Tak kukehendaki sesal kutampung.
Tubuh ini tak kuat tanpa pelampung.
Kusadari akan ada yang tumbang
jika benar-benar dukacita yang paling lara menumpuk.
Engkau tetap bertahan,
kendati yang kuharapkan
bukan diinginkan perasaanku.
Engkau tak ingin aku berlari sejauh
sekencang-kencangnya pada apa yang masih engkau tempuh
dari beratnya aku menimbang masa lalumu.
Duka seorang yang tulus menjadi pecinta,
walau terkubur, kaki yang selalu kuat bertengger
di ranting kehidupan yang kebal diterpa musim.
Dan aku merasa, engkau tak pernah keberatan
memompa jantungku yang selalu bahaya
menghirup udara.
MANUSKRIP TUBUHMU DI TUBUHKU
Kehilanganmu, jatuh cinta
yang amat dalam, tapi perlahan tertutup
dengan perih yang coba aku sepakati.
Walau, banyak perihal yang sulit kuterima,
salah satunya, jejak kebersamaan yang kuharapkan aman,
tak lagi nyaman layaknya pelukan
yang pertama kali di darat tubuhmu di tubuhku.
Aku tak tahu bagaimana cara
melarangmu lagi, tapi sungguh aku sedikit lelah
walau, aku sadar bukan penakluk yang baik
layaknya Jenghis Khan yang menyatukan bangsa Mongolia.

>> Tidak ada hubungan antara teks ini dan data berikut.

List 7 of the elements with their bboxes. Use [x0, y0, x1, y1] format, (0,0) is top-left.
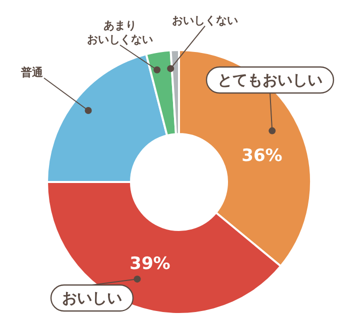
slice-label: あまりおいしくない — [87, 18, 153, 46]
slice-label: おいしい — [62, 289, 122, 307]
data-label: 39% — [130, 254, 170, 274]
slice-label: 普通 — [20, 66, 44, 78]
slice-label: とてもおいしい — [218, 71, 322, 89]
data-label: 36% — [242, 146, 282, 166]
slice-label: おいしくない — [172, 14, 238, 26]
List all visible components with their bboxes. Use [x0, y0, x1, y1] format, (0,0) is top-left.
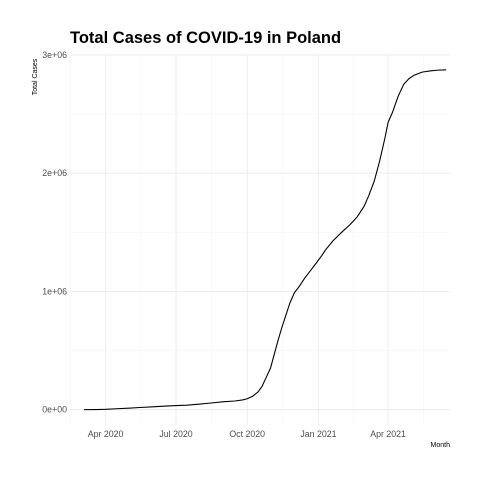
series-group	[83, 69, 447, 411]
series-line	[83, 69, 447, 411]
y-tick-label: 1e+06	[42, 286, 67, 296]
x-tick-label: Jan 2021	[300, 429, 336, 439]
chart-title: Total Cases of COVID-19 in Poland	[70, 29, 341, 47]
y-tick-label: 2e+06	[42, 168, 67, 178]
grid	[70, 54, 450, 425]
x-tick-label: Apr 2020	[88, 429, 124, 439]
y-axis-title: Total Cases	[32, 58, 39, 95]
x-tick-label: Apr 2021	[370, 429, 406, 439]
x-axis-title: Month	[431, 442, 451, 449]
x-axis-ticks: Apr 2020 Jul 2020 Oct 2020 Jan 2021 Apr 2021	[88, 429, 406, 439]
x-tick-label: Jul 2020	[159, 429, 192, 439]
y-tick-label: 3e+06	[42, 50, 67, 60]
y-tick-label: 0e+00	[42, 405, 67, 415]
x-tick-label: Oct 2020	[229, 429, 265, 439]
y-axis-ticks: 0e+00 1e+06 2e+06 3e+06	[42, 50, 67, 415]
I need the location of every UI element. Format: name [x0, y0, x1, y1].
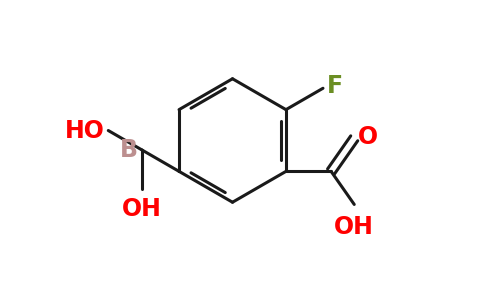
Text: OH: OH — [334, 215, 374, 239]
Text: OH: OH — [122, 197, 162, 221]
Text: HO: HO — [65, 118, 105, 142]
Text: O: O — [358, 125, 378, 149]
Text: B: B — [120, 138, 138, 162]
Text: F: F — [327, 74, 343, 98]
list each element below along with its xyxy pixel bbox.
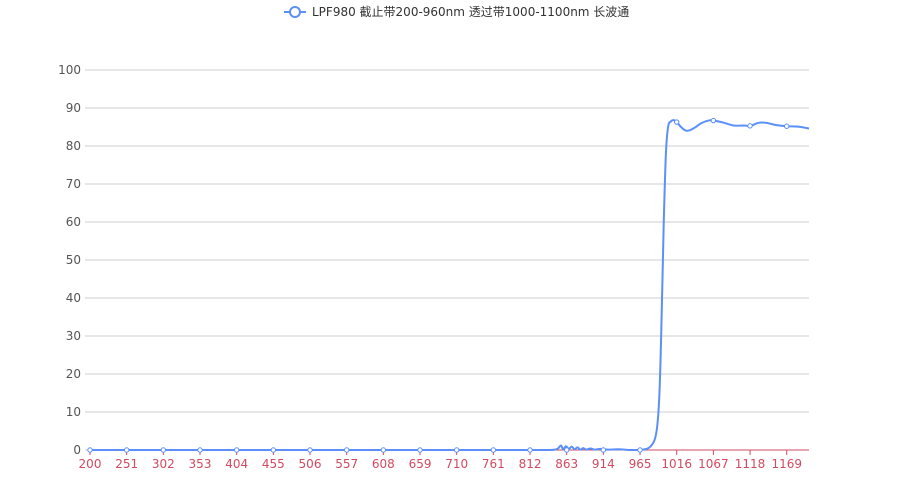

Tak kupandang yang kuperbuat ini sia-sia belaka
kendati yang kuperoleh mungkin celaka
demi mengupayakan membuatmu jera.
Tak membiarkan tanganmu
digamit orang yang membuatku
mengenal tangis, sungguh tak bisa kutepis.
Tak ada ketulusan yang sungguh-sungguh mulus kutangkis
dari caramu membuang seluruh langkahku kedepan
—misal, berhati-hati menjaga kunci perasaanmu,
agar tak salah memasuki lubang
yang selama ini engkau percayai
letak tubuhmu di tubuhku.
SEBAB, JARAK DAN KEPERGIAN IALAH KHIANAT
You walked into my life to stop my tears.
Everything’s easy now I have you here.
—Diana Ross “When You Tell Me That You Love Me”
Engkau telah mengatakannya.
Walau, hati terluka.
Sebab, jarak dan kepergian ialah khianat.
Aku membuang ragu, tanpa canggung
membayangkan dagu ini
pernah dibuat runcing airmata
yang gagal tumpul.
Cintaku bersemayam, engkau tak tahu pendam.
Merawat rindu demi melawan
tekanan batin yang belum tuntas kukatakan.
“Aku hanya ingin melakukan berdasarkan hatiku
dan kepada orang yang tidak akan pergi,” katamu.
Sebelum engkau tersipu.
Engkau memukau lewat matamu
yang terbuka lebar seperti jendela pada pagi hari.
Aku mengundang jatuh cinta ini seumpama
rekaman lagu yang kuciptakan demi membuatmu tidur lebih cepat.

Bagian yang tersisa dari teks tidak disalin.